THE BOURSE WHISPERER: Blackthorn Resources has announced a US$40 million, 40 per cent expansion at its Perkoa Joint Venture Zinc Project with Glencore International, in Burkina Faso, West Africa.
In 2011 Blackthorn received an investment proposal from joint venture partner Glencore (50.1per cent) to enhance the business case for the Perkoa Joint Venture Project, which included:
- Modifying the process plant configuration to include silver/lead concentrate and zinc concentrate product streams
- Increase plant throughput capacity by 40 per cent
- Open-cut mining to supplement the underground mine.
The project expansion improves the economics and risk profile of the project to the company via unit cost reductions, commodity diversification, and increased production volumes.
Funding for incremental investment will be via an additional US$40 million project finance facility to be provided by Glencore to the joint venture.

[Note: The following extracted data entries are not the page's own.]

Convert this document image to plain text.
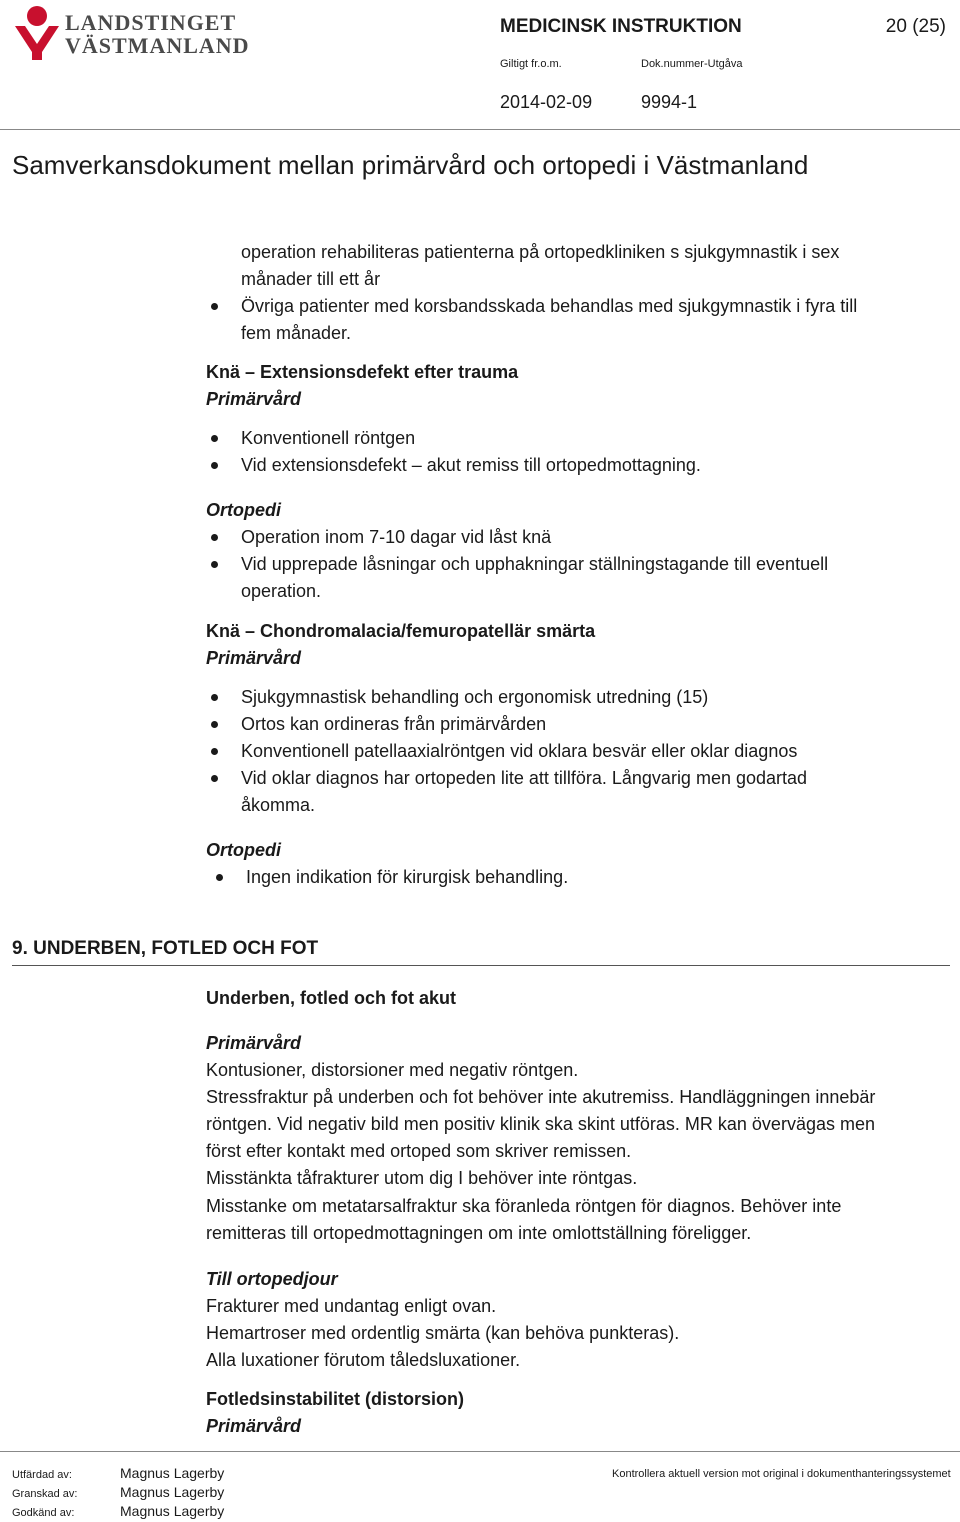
LANDSTINGET
VÄSTMANLAND
MEDICINSK INSTRUKTION	20 (25)
Giltigt fr.o.m.	Dok.nummer-Utgåva
2014-02-09	9994-1
Samverkansdokument mellan primärvård och ortopedi i Västmanland
operation rehabiliteras patienterna på ortopedkliniken s sjukgymnastik i sex
månader till ett år
Övriga patienter med korsbandsskada behandlas med sjukgymnastik i fyra till
fem månader.
Knä – Extensionsdefekt efter trauma
Primärvård
Konventionell röntgen
Vid extensionsdefekt – akut remiss till ortopedmottagning.
Ortopedi
Operation inom 7-10 dagar vid låst knä
Vid upprepade låsningar och upphakningar ställningstagande till eventuell
operation.
Knä – Chondromalacia/femuropatellär smärta
Primärvård
Sjukgymnastisk behandling och ergonomisk utredning (15)
Ortos kan ordineras från primärvården
Konventionell patellaaxialröntgen vid oklara besvär eller oklar diagnos
Vid oklar diagnos har ortopeden lite att tillföra. Långvarig men godartad
åkomma.
Ortopedi
Ingen indikation för kirurgisk behandling.
9. UNDERBEN, FOTLED OCH FOT
Underben, fotled och fot akut
Primärvård
Kontusioner, distorsioner med negativ röntgen.
Stressfraktur på underben och fot behöver inte akutremiss. Handläggningen innebär
röntgen. Vid negativ bild men positiv klinik ska skint utföras. MR kan övervägas men
först efter kontakt med ortoped som skriver remissen.
Misstänkta tåfrakturer utom dig I behöver inte röntgas.
Misstanke om metatarsalfraktur ska föranleda röntgen för diagnos. Behöver inte
remitteras till ortopedmottagningen om inte omlottställning föreligger.
Till ortopedjour
Frakturer med undantag enligt ovan.
Hemartroser med ordentlig smärta (kan behöva punkteras).
Alla luxationer förutom tåledsluxationer.
Fotledsinstabilitet (distorsion)
Primärvård
Utfärdad av:	Magnus Lagerby
Granskad av:	Magnus Lagerby
Godkänd av:	Magnus Lagerby
Kontrollera aktuell version mot original i dokumenthanteringssystemet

Total project finance will increase to US$70 million, which includes the original US$30 million senior facility.
Subject to finalisation of the funding facilities in the form currently negotiated, following completion of construction works and receipt of sufficient sales proceeds, a US$5 million special dividend will be payable to Blackthorn from 50 per cent of available free cash flows generated from zinc, lead and silver sales.
Broker Consensus Commodity Prices
Source: Company announcement
“The addition of silver and lead credits, plus the lower operating costs made possible through open-cut mining and increased throughput makes the project more robust and capable of withstanding zinc market volatility,” Blackthorn managing director, Scott Lowe said in the company’s announcement to the Australian Securities Exchange.